There are many stages to identify and resolve problems that occur in the company, but the most common are as follows: 

(1) identify quality problems that cause losses,

(2) identify priority problems and

(3) propose solutions and ways to implement them to correct the problems.

Two main techniques are part of the methodology: the Pareto principle and the fishbone diagram (or Ishikawa diagram).

Pareto chart

The Pareto principle (or Pareto analysis) is a technique that allows the company to select priorities when there are a large number of problems. According to this principle, the significant points of a group usually represent a small proportion of the total points of that same group.

The Pareto Law or Pareto Principle

The principle establishes that 20% of what is entered or invested is responsible for 80% of the results obtained. In other words, 80% of the consequences derive from 20% of the causes; this is also known as the “Pareto rule” or the “80/20 rule.”

The Pareto principle is used to define priorities in the correction of defects. Information about causes and effects is researched and placed in tables showing the share of each cause in total effects. Finally, the information is presented in a graph, called a Pareto chart, which is divided into classes. 
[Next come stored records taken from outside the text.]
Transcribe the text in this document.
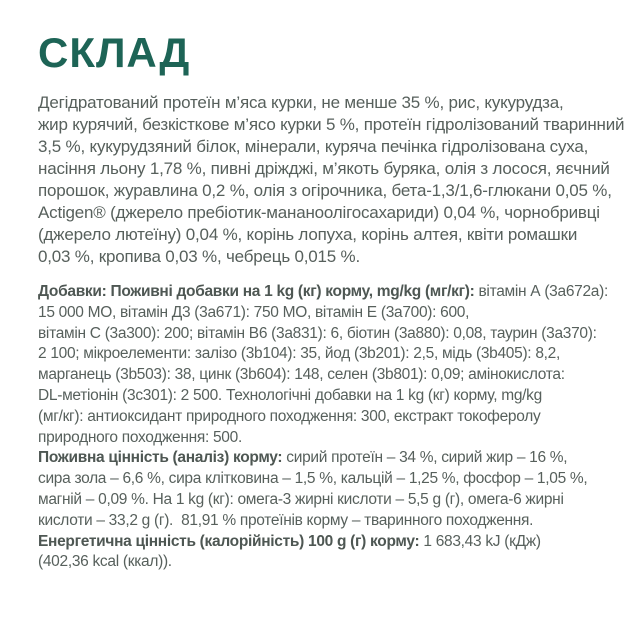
СКЛАД
Дегідратований протеїн м’яса курки, не менше 35 %, рис, кукурудза,
жир курячий, безкісткове м’ясо курки 5 %, протеїн гідролізований тваринний
3,5 %, кукурудзяний білок, мінерали, куряча печінка гідролізована суха,
насіння льону 1,78 %, пивні дріжджі, м’якоть буряка, олія з лосося, яєчний
порошок, журавлина 0,2 %, олія з огірочника, бета-1,3/1,6-глюкани 0,05 %,
Actigen® (джерело пребіотик-мананоолігосахариди) 0,04 %, чорнобривці
(джерело лютеїну) 0,04 %, корінь лопуха, корінь алтея, квіти ромашки
0,03 %, кропива 0,03 %, чебрець 0,015 %.
Добавки: Поживні добавки на 1 kg (кг) корму, mg/kg (мг/кг): вітамін А (3а672а):
15 000 МО, вітамін Д3 (3а671): 750 МО, вітамін Е (3а700): 600,
вітамін С (3а300): 200; вітамін В6 (3а831): 6, біотин (3а880): 0,08, таурин (3а370):
2 100; мікроелементи: залізо (3b104): 35, йод (3b201): 2,5, мідь (3b405): 8,2,
марганець (3b503): 38, цинк (3b604): 148, селен (3b801): 0,09; амінокислота:
DL-метіонін (3с301): 2 500. Технологічні добавки на 1 kg (кг) корму, mg/kg
(мг/кг): антиоксидант природного походження: 300, екстракт токоферолу
природного походження: 500.
Поживна цінність (аналіз) корму: сирий протеїн – 34 %, сирий жир – 16 %,
сира зола – 6,6 %, сира клітковина – 1,5 %, кальцій – 1,25 %, фосфор – 1,05 %,
магній – 0,09 %. На 1 kg (кг): омега-3 жирні кислоти – 5,5 g (г), омега-6 жирні
кислоти – 33,2 g (г).  81,91 % протеїнів корму – тваринного походження.
Енергетична цінність (калорійність) 100 g (г) корму: 1 683,43 kJ (кДж)
(402,36 kcal (ккал)).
Importance of the Pareto principle

The Pareto principle teaches us that most of our problems (80%) come from a small source (20%) and most of our income (80%) comes from a handful of our clients (20%). As an entrepreneur or micro-entrepreneur, the principle suggests that 80% of your work time is trivial and that only a small portion of your daily time contributes to the growth of your business.
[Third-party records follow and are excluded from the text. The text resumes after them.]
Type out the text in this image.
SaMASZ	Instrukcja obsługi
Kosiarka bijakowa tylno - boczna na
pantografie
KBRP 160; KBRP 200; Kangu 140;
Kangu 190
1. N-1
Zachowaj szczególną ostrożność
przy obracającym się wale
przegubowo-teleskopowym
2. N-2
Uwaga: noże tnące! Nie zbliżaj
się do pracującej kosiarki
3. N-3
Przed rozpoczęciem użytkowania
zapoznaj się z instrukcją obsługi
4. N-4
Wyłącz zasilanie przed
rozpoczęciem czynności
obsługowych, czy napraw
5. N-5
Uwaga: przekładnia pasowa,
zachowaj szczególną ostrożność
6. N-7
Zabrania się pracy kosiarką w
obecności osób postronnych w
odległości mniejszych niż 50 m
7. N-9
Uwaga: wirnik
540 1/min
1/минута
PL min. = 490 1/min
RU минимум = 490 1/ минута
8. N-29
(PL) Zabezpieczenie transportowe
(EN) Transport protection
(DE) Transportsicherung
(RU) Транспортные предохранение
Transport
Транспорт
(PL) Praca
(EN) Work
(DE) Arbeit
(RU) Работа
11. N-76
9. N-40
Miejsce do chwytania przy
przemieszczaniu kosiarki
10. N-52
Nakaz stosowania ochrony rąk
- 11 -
How do I use the Pareto Principle?

The Pareto principle applied to our daily activity consists of identifying which 20% produces 80% of our successes and which activities consume 80% of our time and give us 20% of achievements. Stop doing those jobs and save 80% of your time to dedicate it to the tasks that are really working (20%). Analyze your business well, 20/80 does not have to be exact, it can be 10/90 or 5/95.

Ishikawa’s diagram

Created by Karou Ishikawa, the Ishikawa diagram, also known as a fish diagram since it has the shape of a fishbone, is a graph whose purpose is to organize reasoning and discussion about the causes of a priority quality problem. Also known as an Ishikawa diagram or 4M diagram, the fishbone was developed for use in quality circles to study problems identified as priorities by Pareto analysis. The problems studied by means of the diagram are formulated as a question that has the following structure: “why does this problem occur?” or “what are the causes of this problem?”

Each of the identified causes is then classified according to the categories represented by the slanted lines. Factory problems generally have four types of causes, from which the 4M designation arose: workmanship, method, materials, and machines. Depending on the type of problem and the company, it is possible to use other organization criteria. The use of the Ishikawa Diagram is complemented in a good way by the Pareto Diagram which allows for prioritizing the relevant action measures in those causes that represent a greater percentage of problems and that are usually reduced in nominal terms.